From:And Rosta <a-rosta@...>
Date:Sunday, May 26, 2002, 22:09
Tom:
> Quoting And Rosta <a-rosta@...>: > > Tom: > > > > "man" and "woman" are unique in pluralizing "men", "women", so the > > > > resemblance is morphological as well as phonological. > > > > > > I'm not entirely convinced by that. For me, the apophony in > > > the first syllable is the salient pluralizer, since the second > > > syllable's vowel would reduce to schwa whether it was an > > > underlying /&/ or underlying /E/. > > > > This is true, but it is consistent with 'woman' being 'wo+man'. > > If it is not wo+man, then you leave yourself having to say it > > is pure coincidence that wo+man is semantically and morphologically > > a viable analysis, and that the plural is not *womans. > > We're getting down to one of those infamously thorny problems in > linguistics: where to put the divide between phonology and > morphology.

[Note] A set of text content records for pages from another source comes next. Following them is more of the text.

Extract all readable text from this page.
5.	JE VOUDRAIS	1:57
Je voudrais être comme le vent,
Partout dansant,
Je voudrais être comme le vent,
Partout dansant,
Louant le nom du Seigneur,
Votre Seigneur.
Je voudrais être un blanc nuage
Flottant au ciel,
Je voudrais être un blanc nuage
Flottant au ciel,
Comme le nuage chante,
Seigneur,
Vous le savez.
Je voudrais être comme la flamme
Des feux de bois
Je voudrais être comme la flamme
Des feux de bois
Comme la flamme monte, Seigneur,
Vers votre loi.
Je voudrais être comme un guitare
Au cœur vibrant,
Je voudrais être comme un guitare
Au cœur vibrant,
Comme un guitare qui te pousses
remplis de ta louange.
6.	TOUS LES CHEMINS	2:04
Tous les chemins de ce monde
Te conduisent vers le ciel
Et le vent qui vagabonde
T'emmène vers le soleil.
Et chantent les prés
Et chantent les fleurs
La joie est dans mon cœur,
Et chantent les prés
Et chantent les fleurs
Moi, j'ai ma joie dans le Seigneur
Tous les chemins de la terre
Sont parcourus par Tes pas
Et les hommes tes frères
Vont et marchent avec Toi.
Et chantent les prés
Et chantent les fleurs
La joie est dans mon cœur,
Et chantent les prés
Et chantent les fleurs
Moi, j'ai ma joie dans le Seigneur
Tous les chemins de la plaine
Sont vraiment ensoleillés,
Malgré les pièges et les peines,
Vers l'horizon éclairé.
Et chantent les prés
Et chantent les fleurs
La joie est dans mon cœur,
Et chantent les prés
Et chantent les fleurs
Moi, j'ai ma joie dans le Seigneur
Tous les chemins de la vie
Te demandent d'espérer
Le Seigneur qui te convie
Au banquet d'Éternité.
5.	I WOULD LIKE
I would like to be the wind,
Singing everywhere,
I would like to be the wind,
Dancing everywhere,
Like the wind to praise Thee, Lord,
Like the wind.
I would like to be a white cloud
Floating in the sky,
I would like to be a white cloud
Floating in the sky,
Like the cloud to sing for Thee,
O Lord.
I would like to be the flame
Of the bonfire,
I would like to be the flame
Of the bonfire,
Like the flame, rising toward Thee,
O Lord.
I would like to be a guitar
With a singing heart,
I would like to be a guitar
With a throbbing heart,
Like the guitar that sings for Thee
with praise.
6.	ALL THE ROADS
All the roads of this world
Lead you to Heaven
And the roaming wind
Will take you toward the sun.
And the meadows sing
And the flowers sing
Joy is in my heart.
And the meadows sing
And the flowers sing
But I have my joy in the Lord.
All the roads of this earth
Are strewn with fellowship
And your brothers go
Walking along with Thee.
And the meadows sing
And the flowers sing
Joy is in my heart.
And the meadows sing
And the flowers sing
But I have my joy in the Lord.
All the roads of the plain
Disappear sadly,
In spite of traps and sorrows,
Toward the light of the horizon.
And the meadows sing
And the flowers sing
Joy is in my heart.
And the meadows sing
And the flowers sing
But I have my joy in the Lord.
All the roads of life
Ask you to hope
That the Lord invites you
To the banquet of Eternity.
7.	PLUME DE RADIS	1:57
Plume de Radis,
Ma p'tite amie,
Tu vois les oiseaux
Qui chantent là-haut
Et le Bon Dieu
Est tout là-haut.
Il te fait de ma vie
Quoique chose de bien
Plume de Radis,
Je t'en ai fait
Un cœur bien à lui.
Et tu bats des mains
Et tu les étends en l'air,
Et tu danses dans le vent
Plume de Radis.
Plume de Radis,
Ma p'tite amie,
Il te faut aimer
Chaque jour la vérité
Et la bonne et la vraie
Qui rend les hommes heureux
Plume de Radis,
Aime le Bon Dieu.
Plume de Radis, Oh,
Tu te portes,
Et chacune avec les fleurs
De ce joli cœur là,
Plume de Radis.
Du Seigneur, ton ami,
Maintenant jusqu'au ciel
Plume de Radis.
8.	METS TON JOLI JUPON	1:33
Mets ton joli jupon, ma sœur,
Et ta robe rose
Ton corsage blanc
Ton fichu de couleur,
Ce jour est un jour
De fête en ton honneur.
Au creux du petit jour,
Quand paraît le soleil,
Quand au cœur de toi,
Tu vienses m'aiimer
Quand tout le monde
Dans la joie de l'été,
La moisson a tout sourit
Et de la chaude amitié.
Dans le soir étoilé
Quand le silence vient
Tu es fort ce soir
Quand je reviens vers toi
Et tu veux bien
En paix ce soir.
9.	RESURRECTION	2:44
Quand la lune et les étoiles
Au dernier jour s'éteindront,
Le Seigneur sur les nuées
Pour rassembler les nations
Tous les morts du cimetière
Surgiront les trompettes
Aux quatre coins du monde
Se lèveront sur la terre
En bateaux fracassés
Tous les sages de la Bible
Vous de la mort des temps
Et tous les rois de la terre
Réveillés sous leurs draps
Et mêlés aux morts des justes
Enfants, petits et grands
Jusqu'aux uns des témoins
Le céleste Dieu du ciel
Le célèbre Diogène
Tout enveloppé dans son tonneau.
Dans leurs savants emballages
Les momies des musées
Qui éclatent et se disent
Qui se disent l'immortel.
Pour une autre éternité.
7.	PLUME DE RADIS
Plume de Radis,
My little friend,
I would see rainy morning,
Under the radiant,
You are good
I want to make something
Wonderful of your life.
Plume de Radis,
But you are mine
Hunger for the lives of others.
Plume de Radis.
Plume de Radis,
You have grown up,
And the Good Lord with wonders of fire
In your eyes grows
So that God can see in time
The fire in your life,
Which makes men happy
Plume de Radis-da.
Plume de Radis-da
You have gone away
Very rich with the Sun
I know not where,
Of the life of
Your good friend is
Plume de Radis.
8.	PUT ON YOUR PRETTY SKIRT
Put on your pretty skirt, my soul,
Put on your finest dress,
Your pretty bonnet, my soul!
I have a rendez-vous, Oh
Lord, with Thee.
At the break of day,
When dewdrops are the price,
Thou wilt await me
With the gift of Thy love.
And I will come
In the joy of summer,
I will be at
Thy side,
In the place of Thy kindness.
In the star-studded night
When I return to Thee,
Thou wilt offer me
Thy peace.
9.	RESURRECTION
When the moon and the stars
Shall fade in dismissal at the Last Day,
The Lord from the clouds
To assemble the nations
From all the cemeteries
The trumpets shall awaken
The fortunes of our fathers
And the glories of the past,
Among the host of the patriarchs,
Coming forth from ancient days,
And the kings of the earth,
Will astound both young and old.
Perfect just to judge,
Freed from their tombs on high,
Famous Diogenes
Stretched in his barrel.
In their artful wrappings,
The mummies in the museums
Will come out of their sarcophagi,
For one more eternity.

I don't think anyone has ever come up with a consistent > methodology to decide what belongs in what field. (It works the > other way too: when something is difficult for your field, you > do the "Linguist's punt" and put it elsewhere.)
I don't rightly see how you would tell a purely phonological story about this, but I take your general point about boundary drawing and buck passing. I also don't think that the 'correct' analysis of morphological irregulars is really a settlable question, though I think that we can legitimately ask, as Ray said, how the person in the street perceives things. --And.